What was the first opera to be created in the world?
The art form known as opera originated in Italy in the sixteenth and seventeenth centuries.The word opera, meaning "work" in Italian, was first used in the modern musical and theatrical sense in 1639 and soon spread to the other European languages. The earliest operas were modest productions compared to other Renaissance forms of sung drama, but they soon became more lavish and took on the spectacular stagings of the earlier genre known as "intermedio".
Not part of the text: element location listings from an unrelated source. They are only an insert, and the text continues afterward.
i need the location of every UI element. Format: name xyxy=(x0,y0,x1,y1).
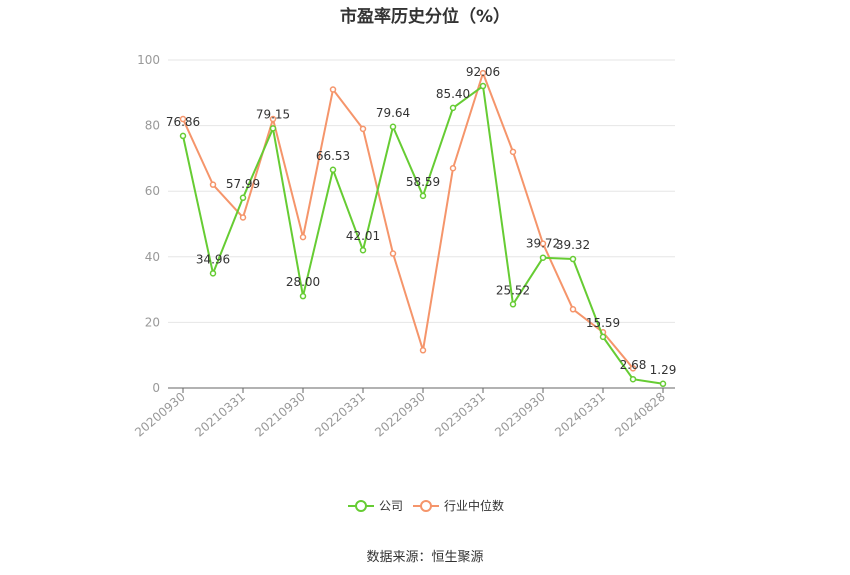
data-point-industry-20210930 xyxy=(299,233,307,241)
data-label-20230331: 92.06 xyxy=(466,65,500,79)
data-point-company-20220331 xyxy=(359,246,367,254)
data-label-20240630: 2.68 xyxy=(620,358,647,372)
data-point-company-20210331 xyxy=(239,194,247,202)
data-label-20201231: 34.96 xyxy=(196,252,230,266)
data-label-20200930: 76.86 xyxy=(166,115,200,129)
data-point-industry-20220331 xyxy=(359,125,367,133)
data-point-industry-20220930 xyxy=(419,347,427,354)
data-point-industry-20230930 xyxy=(539,240,547,247)
data-point-industry-20201231 xyxy=(209,181,217,188)
data-point-company-20240331 xyxy=(599,333,607,341)
y-tick-label-40: 40 xyxy=(145,250,160,264)
y-tick-label-60: 60 xyxy=(145,184,160,198)
data-point-company-20211231 xyxy=(329,166,337,174)
legend-company-label: 公司 xyxy=(379,499,403,513)
data-point-company-20230331 xyxy=(479,82,487,90)
x-tick-label-20210930: 20210930 xyxy=(252,390,308,440)
data-point-industry-20231231 xyxy=(569,306,577,313)
data-point-industry-20210331 xyxy=(239,214,247,221)
data-point-company-20231231 xyxy=(569,255,577,263)
data-point-company-20240630 xyxy=(629,375,637,383)
y-tick-label-20: 20 xyxy=(145,315,160,329)
data-label-20230930: 39.72 xyxy=(526,237,560,251)
data-label-20240331: 15.59 xyxy=(586,316,620,330)
y-tick-label-100: 100 xyxy=(137,53,160,67)
x-tick-label-20230331: 20230331 xyxy=(432,390,488,440)
data-point-company-20230630 xyxy=(509,301,517,308)
x-tick-label-20220331: 20220331 xyxy=(312,390,368,440)
data-label-20221231: 85.40 xyxy=(436,87,470,101)
x-tick-label-20200930: 20200930 xyxy=(132,390,188,440)
data-point-company-20201231 xyxy=(209,270,217,277)
data-label-20231231: 39.32 xyxy=(556,238,590,252)
data-label-20220930: 58.59 xyxy=(406,175,440,189)
series-line-industry-median xyxy=(182,72,634,369)
data-point-industry-20230630 xyxy=(509,148,517,156)
data-point-company-20210930 xyxy=(299,292,307,300)
data-point-company-20220630 xyxy=(389,123,397,131)
legend-industry-median-marker xyxy=(420,500,432,512)
x-tick-label-20240331: 20240331 xyxy=(552,390,608,440)
y-tick-label-0: 0 xyxy=(152,381,160,395)
data-label-20210630: 79.15 xyxy=(256,107,290,121)
legend-company-marker xyxy=(355,500,367,512)
data-label-20240828: 1.29 xyxy=(650,363,677,377)
y-tick-label-80: 80 xyxy=(145,119,160,133)
data-label-20210331: 57.99 xyxy=(226,177,260,191)
data-label-20230630: 25.52 xyxy=(496,283,530,297)
data-label-20220630: 79.64 xyxy=(376,106,410,120)
data-point-company-20200930 xyxy=(179,132,187,140)
x-tick-label-20230930: 20230930 xyxy=(492,390,548,440)
data-point-industry-20211231 xyxy=(329,86,337,93)
data-point-company-20220930 xyxy=(419,192,427,200)
data-point-industry-20230331 xyxy=(479,69,487,77)
data-label-20210930: 28.00 xyxy=(286,275,320,289)
data-source: 数据来源：恒生聚源 xyxy=(366,550,484,565)
series-line-company xyxy=(182,85,664,385)
data-point-industry-20200930 xyxy=(179,115,187,123)
data-point-company-20240828 xyxy=(659,380,667,388)
data-label-20211231: 66.53 xyxy=(316,149,350,163)
data-point-industry-20240630 xyxy=(629,365,637,372)
x-tick-label-20210331: 20210331 xyxy=(192,390,248,440)
data-point-industry-20221231 xyxy=(449,164,457,172)
data-point-company-20210630 xyxy=(269,125,277,132)
data-point-industry-20220630 xyxy=(389,250,397,257)
data-point-company-20230930 xyxy=(539,254,547,261)
data-label-20220331: 42.01 xyxy=(346,229,380,243)
x-tick-label-20240828: 20240828 xyxy=(612,390,668,440)
data-point-industry-20210630 xyxy=(269,115,277,123)
chart-title: 市盈率历史分位（%） xyxy=(339,7,511,27)
data-point-company-20221231 xyxy=(449,104,457,112)
x-tick-label-20220930: 20220930 xyxy=(372,390,428,440)
legend-industry-median-label: 行业中位数 xyxy=(444,498,504,513)
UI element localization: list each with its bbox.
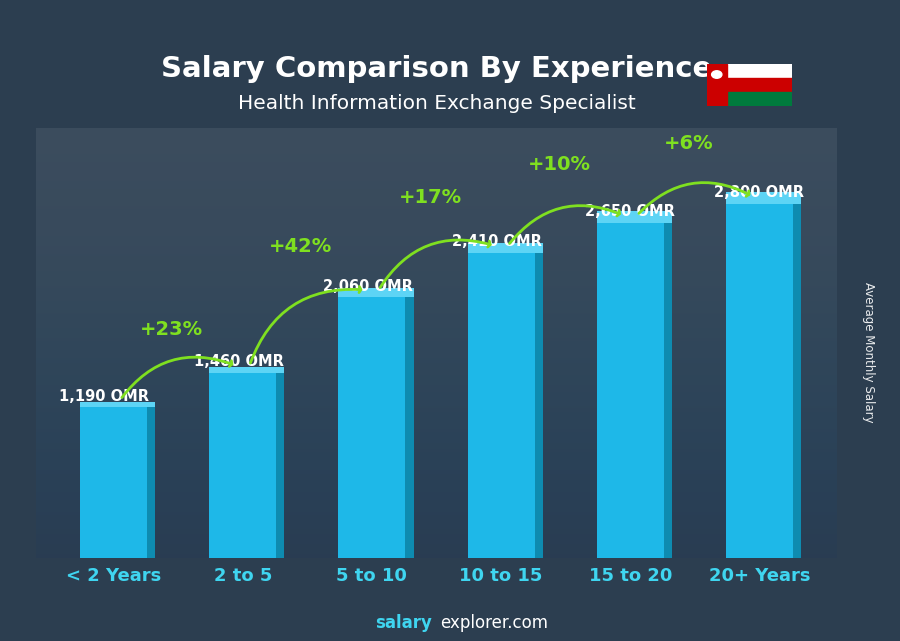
- Text: 2,800 OMR: 2,800 OMR: [715, 185, 805, 200]
- Text: Average Monthly Salary: Average Monthly Salary: [862, 282, 875, 423]
- Text: Salary Comparison By Experience: Salary Comparison By Experience: [161, 55, 712, 83]
- Text: salary: salary: [375, 613, 433, 631]
- Bar: [209, 373, 276, 558]
- Bar: [726, 192, 801, 204]
- Bar: [706, 64, 727, 106]
- Bar: [406, 297, 414, 558]
- Bar: [706, 64, 792, 78]
- Text: Health Information Exchange Specialist: Health Information Exchange Specialist: [238, 94, 635, 113]
- Text: +23%: +23%: [140, 320, 203, 339]
- Bar: [597, 223, 664, 558]
- Text: 2,650 OMR: 2,650 OMR: [585, 204, 675, 219]
- Bar: [664, 223, 672, 558]
- Bar: [147, 408, 155, 558]
- Text: +6%: +6%: [663, 134, 713, 153]
- Bar: [535, 253, 543, 558]
- Text: 1,190 OMR: 1,190 OMR: [59, 388, 149, 404]
- Bar: [80, 408, 147, 558]
- Text: +17%: +17%: [399, 188, 462, 207]
- Text: explorer.com: explorer.com: [440, 613, 548, 631]
- Text: 1,460 OMR: 1,460 OMR: [194, 354, 284, 369]
- Bar: [793, 204, 801, 558]
- Bar: [338, 288, 414, 297]
- Bar: [80, 402, 155, 408]
- Bar: [467, 242, 543, 253]
- Text: +10%: +10%: [527, 155, 590, 174]
- Text: +42%: +42%: [269, 237, 332, 256]
- Bar: [338, 297, 406, 558]
- Bar: [209, 367, 284, 373]
- Bar: [597, 212, 672, 223]
- Bar: [706, 78, 792, 92]
- Bar: [706, 92, 792, 106]
- Text: 2,410 OMR: 2,410 OMR: [452, 235, 542, 249]
- Circle shape: [712, 71, 722, 78]
- Bar: [467, 253, 535, 558]
- Bar: [726, 204, 793, 558]
- Text: 2,060 OMR: 2,060 OMR: [323, 279, 413, 294]
- Bar: [276, 373, 284, 558]
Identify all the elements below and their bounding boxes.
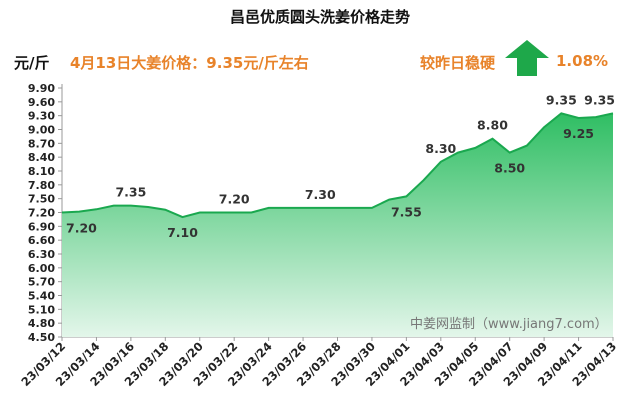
y-axis: 4.504.805.105.405.706.006.306.606.907.20…	[28, 82, 63, 344]
up-arrow-icon	[505, 40, 549, 76]
y-tick-label: 4.80	[28, 317, 55, 330]
data-label: 7.30	[305, 187, 336, 202]
data-label: 9.25	[563, 126, 594, 141]
y-tick-label: 6.30	[28, 248, 55, 261]
data-label: 8.50	[494, 161, 525, 176]
y-tick-label: 5.10	[28, 303, 55, 316]
y-tick-label: 8.70	[28, 137, 55, 150]
y-tick-label: 9.60	[28, 96, 55, 109]
price-area	[62, 113, 613, 338]
y-tick-label: 8.40	[28, 151, 55, 164]
x-axis: 23/03/1223/03/1423/03/1623/03/1823/03/20…	[18, 336, 619, 389]
y-tick-label: 4.50	[28, 331, 55, 344]
trend-value: 1.08%	[556, 52, 609, 70]
y-tick-label: 5.70	[28, 276, 55, 289]
y-axis-unit: 元/斤	[14, 54, 50, 72]
y-tick-label: 9.00	[28, 124, 55, 137]
y-tick-label: 7.20	[28, 207, 55, 220]
y-tick-label: 9.30	[28, 110, 55, 123]
trend-label: 较昨日稳硬	[420, 54, 496, 72]
y-tick-label: 6.90	[28, 220, 55, 233]
watermark: 中姜网监制（www.jiang7.com）	[410, 317, 608, 332]
data-labels: 7.20 7.35 7.10 7.20 7.30 7.55 8.30 8.80 8.50 9.35…	[66, 92, 615, 240]
data-label: 7.20	[66, 221, 97, 236]
price-headline: 4月13日大姜价格：9.35元/斤左右	[70, 54, 309, 72]
y-tick-label: 9.90	[28, 82, 55, 95]
y-tick-label: 6.60	[28, 234, 55, 247]
data-label: 9.35	[546, 92, 577, 107]
data-label: 9.35	[584, 92, 615, 107]
data-label: 7.20	[219, 192, 250, 207]
y-tick-label: 7.80	[28, 179, 55, 192]
data-label: 7.35	[115, 185, 146, 200]
chart-title: 昌邑优质圆头洗姜价格走势	[229, 8, 410, 26]
y-tick-label: 8.10	[28, 165, 55, 178]
data-label: 8.80	[477, 118, 508, 133]
y-tick-label: 6.00	[28, 262, 55, 275]
y-tick-label: 7.50	[28, 193, 55, 206]
y-tick-label: 5.40	[28, 290, 55, 303]
data-label: 7.10	[167, 225, 198, 240]
price-line	[61, 112, 614, 219]
data-label: 7.55	[391, 204, 422, 219]
data-label: 8.30	[425, 141, 456, 156]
"Dafne" by Jacopo Peri was the earliest composition considered opera, as understood today, although with only five instrumental parts it was much more like a chamber opera than either the preceding intermedi or the operas of Claudio Monteverdi a few years later. It was written around 1597, largely under the inspiration of an elite circle of literate Florentine humanists who gathered as the "Camerata". Significantly, "Dafne" was an attempt to revive the classical Greek drama, part of the wider revival of antiquity characteristic of the Renaissance. The members of the Camerata considered that the "chorus" parts of Greek dramas were originally sung, and possibly even the entire text of all roles; opera was thus conceived as a way of "restoring" this situation. Most of the music for "Dafne" is lost (the libretto was printed and survives), but one of Peri's many later operas, "Euridice", dating from 1600, is the first opera score to have survived to the present day.